Dans le document Muséum de Grenoble : une histoire naturelle (Page 54-136)

Une institution telle que le Cabinet d'histoire naturelle de Grenoble n'aurait pu voir le jour au 18e siècle sans un climat global favorable. Or, la France des lumières, l'Europe elle-même furent propices à une telle naissance. Le 18e siècle se caractérisa par un goût très marqué pour les sciences naturelles : on admirait la Nature, sa beauté, son utilité et Buffon, directeur du Jardin des Plantes à Paris, donna même à la science l'auréole de la gloire littéraire avec la publication de son Histoire naturelle53. Par cet ouvrage dont il commença la publication en 1749, il rendit la science naturelle accessible à tous les milieux : de la noblesse aux authentiques hommes de sciences, naturalistes, médecins ou apothicaires. Buffon introduisit les sciences naturelles dans la littérature destinée à un vaste public lettré et non plus à quelques spécialistes. Cette vogue extraordinaire qui traversa tout le 18e siècle fut favorisée par l'action du Jardin du Roi transformé en 1793 par la Convention en Muséum national d'histoire naturelle. Enfin, dans ce climat favorable aux Lumières et aux sciences au 18e siècle, il faut insister sur l’importance de l’Encyclopédie, compendium de la nouvelle pensée rationaliste.

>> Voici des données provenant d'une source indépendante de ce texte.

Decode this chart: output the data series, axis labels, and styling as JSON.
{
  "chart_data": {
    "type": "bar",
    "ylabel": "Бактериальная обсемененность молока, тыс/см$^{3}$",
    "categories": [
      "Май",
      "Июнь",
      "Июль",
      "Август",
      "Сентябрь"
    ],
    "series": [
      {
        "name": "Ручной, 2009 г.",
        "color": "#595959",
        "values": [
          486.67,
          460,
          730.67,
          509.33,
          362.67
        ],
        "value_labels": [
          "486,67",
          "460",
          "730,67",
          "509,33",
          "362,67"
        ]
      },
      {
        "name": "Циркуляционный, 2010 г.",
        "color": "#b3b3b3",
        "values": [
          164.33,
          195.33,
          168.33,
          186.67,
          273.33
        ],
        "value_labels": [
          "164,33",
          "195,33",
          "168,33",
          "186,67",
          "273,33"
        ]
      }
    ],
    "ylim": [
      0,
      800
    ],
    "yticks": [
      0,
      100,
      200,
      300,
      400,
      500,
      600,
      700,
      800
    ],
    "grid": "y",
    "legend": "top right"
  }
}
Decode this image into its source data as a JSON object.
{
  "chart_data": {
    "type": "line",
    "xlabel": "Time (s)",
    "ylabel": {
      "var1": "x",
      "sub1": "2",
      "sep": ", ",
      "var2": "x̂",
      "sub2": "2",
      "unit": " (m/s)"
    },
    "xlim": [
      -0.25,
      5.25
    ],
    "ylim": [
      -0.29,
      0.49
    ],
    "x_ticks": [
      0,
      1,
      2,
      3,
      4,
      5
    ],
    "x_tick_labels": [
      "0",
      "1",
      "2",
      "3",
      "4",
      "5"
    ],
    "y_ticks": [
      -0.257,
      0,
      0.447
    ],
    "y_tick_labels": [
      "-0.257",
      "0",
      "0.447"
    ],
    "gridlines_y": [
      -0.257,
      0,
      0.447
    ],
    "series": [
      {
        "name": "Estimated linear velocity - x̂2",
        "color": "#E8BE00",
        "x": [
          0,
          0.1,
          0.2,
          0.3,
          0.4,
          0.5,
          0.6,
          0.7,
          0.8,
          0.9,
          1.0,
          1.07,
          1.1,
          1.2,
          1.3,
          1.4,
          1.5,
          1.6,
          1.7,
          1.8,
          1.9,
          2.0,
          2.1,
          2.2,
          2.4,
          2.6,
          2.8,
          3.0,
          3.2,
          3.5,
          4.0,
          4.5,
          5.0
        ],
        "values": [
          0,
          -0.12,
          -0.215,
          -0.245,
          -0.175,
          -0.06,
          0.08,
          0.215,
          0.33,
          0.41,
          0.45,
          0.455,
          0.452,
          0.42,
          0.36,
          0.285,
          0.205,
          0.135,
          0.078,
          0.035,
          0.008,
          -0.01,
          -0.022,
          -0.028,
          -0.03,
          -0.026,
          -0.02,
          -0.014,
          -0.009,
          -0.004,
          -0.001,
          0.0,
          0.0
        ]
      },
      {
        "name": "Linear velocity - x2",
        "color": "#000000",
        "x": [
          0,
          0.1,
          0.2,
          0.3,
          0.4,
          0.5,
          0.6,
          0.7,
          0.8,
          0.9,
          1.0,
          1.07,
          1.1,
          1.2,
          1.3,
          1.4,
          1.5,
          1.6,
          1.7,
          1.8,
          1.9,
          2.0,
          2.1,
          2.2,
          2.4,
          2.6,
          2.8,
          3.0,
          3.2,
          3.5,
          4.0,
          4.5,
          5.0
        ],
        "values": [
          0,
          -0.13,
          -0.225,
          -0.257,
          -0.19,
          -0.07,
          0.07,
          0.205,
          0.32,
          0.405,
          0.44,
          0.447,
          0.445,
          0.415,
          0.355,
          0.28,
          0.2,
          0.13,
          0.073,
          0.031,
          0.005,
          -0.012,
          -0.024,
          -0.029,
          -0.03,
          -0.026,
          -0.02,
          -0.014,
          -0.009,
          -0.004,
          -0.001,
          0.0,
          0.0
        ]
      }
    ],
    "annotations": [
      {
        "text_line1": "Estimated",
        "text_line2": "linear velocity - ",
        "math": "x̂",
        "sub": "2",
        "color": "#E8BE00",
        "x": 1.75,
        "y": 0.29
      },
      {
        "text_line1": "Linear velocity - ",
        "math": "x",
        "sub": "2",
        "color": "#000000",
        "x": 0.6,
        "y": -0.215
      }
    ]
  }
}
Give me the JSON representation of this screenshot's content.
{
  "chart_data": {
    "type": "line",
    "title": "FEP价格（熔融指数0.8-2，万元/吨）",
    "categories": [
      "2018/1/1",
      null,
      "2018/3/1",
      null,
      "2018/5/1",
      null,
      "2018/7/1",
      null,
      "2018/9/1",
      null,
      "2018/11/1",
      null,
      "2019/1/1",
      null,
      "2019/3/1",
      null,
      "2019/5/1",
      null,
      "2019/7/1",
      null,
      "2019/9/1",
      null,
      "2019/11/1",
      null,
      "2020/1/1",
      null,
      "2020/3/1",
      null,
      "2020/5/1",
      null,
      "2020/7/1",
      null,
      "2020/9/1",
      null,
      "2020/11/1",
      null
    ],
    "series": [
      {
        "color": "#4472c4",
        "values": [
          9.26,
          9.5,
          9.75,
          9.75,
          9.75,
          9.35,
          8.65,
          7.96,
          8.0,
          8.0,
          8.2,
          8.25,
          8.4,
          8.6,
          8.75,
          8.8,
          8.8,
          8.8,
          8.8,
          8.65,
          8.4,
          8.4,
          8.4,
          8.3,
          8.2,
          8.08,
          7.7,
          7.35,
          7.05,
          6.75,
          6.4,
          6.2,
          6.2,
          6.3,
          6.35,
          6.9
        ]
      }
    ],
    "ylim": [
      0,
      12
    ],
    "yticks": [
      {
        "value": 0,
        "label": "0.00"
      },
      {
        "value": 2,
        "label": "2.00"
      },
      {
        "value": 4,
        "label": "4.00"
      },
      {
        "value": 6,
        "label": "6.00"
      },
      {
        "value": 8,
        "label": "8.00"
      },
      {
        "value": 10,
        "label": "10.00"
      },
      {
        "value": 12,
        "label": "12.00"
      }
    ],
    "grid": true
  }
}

Avant Buffon, deux ouvrages avaient déjà confirmé le goût des savants et des curieux pour l'histoire naturelle et la collection : il s'agissait en 1732 de l'œuvre de l'abbé Pluche – Le Spectacle de la nature, manuel à l’usage des gens du monde et des enfants – et en 1742 de celle de Dezallier d'Argenville – L’Histoire naturelle éclaircie dans deux de ses parties principales, la lithologie et la conchyliologie. Plusieurs fois réédité et augmenté entre 1742 et 1780, ce dernier ouvrage servit de modèle aux curieux et aux naturalistes pour arranger leurs collections. Son édition de 1780 dont le titre était La Conchyliologie ou histoire naturelle des coquilles de mer, d’eaux douces, terrestres et fossiles contient un chapitre intitulé « De l'arrangement d'un Cabinet d'histoire naturelle ». Le goût de l’histoire naturelle et des recherches scientifiques s’était répandu dans toute l’Europe et notamment en France pendant la deuxième partie du 18e siècle. Les grands personnages et les gens du monde s’étaient convertis au culte des sciences. Les cabinets où s’amassaient leurs collections s’étaient multipliés. Dezallier d’Argenville en avait dressé la liste en 1742 : son fils la compléta en 1780 avec un chapitre intitulé « Des plus fameux Cabinets d’Histoire Naturelle qui sont en Europe »54. C’est dans cette édition que figura pour la première fois la mention du Cabinet d’histoire naturelle de Grenoble parmi les plus beaux cabinets de France et d’Europe :

Messieurs les Directeurs de la Bibliothèque publique établie depuis peu à Grenoble, ont fait arranger une salle, à la suite de la bibliothèque, qu’ils commencent à remplir de beaux morceaux d’histoire naturelle.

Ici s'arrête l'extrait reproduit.